Рассмотрев означенную переписку и находя, что в рассказе «На куличках» заключаются признаки 1001 ст. улож. наказ., и не признавая вместе с тем возможным выделить из этого рассказа отдельные тексты, являющиеся совершенно неблагопристойными ввиду многочисленности таковых, а равно потому, что весь рассказ по содержанию и изложению своему представляется явно противным нравственности, — Окружной Суд, согласно заключению Прокурора Суда и руководясь 1213 — 10, 14 ст. уст. уголов. суд., постановил: наложенный С.-Петербургским Комитетом по делам печати на 3-й номер журнала «Заветы» за март 1914 г. арест оставить в силе, впредь до изъятия из указанного номера журнала «Заветы» всего рассказа Евг. Замятина «На куличках». Подлинное за надлежащими подписями.
С подлинным верно
и. о. Секретаря (подпись неразборчива).
В те, теперь уже далекие, годы Замятин был революционером и не скрывал этого. Совершенно естественно, что в 1914 году повесть «На куличках» не могла отвечать вкусам правительства дореволюционной России. Лет через пятнадцать, вспоминая об этом случае, Замятин писал не без иронии: «С этой повестью („На куличках“) вышла странная вещь. После ее напечатания раза два-три мне случалось встречать бывших дальневосточных офицеров, которые уверяли меня, что знают живых людей, изображенных в повести, и что настоящие их фамилии — такие-то и такие-то, и что действие происходит там-то и там-то. А между тем дальше Урала никогда я не ездил, все эти „живые люди“ (кроме 1/10 Азанчеева) жили только в моей фантазии, и из всей повести только одна глава о „клубе ланцепупов“ построена на слышанном мною от кого-то рассказе. „А в каком полку вы служили?“ — Я: „Ни в каком. Вообще — не служил“. — „Ладно! Втирайте очки!“»
Потом пришла коммунистическая революция, превратившаяся вскоре (с неожиданной быстротой!) в режим новой бюрократии и порабощения, которые не успели убить в Замятине революционера: Замятин им остался. Роман «Мы», как я говорил, был написан уже в 1920 году. Совершенно естественно, что он не мог отвечать вкусам послереволюционной бюрократии и был запрещен к печатанью в Советском Союзе.

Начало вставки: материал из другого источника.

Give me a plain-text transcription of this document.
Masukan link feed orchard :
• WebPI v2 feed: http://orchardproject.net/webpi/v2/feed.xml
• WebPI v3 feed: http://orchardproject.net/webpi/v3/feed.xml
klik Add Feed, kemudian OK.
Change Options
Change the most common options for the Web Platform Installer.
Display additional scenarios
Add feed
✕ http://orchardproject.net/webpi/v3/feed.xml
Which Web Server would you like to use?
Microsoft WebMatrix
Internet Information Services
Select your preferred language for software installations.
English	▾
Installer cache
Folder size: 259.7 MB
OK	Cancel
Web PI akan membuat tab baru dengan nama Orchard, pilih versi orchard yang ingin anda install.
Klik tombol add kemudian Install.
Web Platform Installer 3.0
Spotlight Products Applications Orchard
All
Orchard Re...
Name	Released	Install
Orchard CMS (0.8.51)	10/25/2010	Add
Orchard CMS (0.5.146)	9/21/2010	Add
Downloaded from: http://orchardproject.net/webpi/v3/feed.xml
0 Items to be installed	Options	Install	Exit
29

Но достаточно привести несколько выдержек из статей Замятина, проскользнувших в советской прессе, чтобы ощутить героическую устойчивость замятинских убеждений и понять причины последовавших кар.
«Мир жив только еретиками. Наш символ веры — ересь… Вчера был царь и были рабы; сегодня — нет царя, но остались рабы… Война империалистическая и война гражданская — обратили человека в материал для войны, в нумер, в цифру… Умирает человек. Гордый homo erectus[78] становится на четвереньки, обрастает клыками и шерстью, в человеке побеждает зверь. Возвращается дикое средневековье, стремительно падает ценность человеческой жизни… Нельзя больше молчать» («Завтра», 1919).
«Постановления, резолюции, параграфы, деревья — а за деревьями нет леса. Что может увлечь в политграмоте? — ничего…
С моей (еретической) точки зрения несдающийся упрямый враг гораздо больше достоин уважения, чем внезапный коммунист… Служба господствующему классу, построенная на том, что эта служба выгодна, — революционера отнюдь не должна приводить в телячий восторг; от такой службы, естественно переходящей в прислуживание, — революционера должно тошнить… Собаки, которые служат в расчете на кусочек жареного или из боязни хлыста, — революции не нужны; не нужны и дрессировщики таких собачек…» («Цель», 1920).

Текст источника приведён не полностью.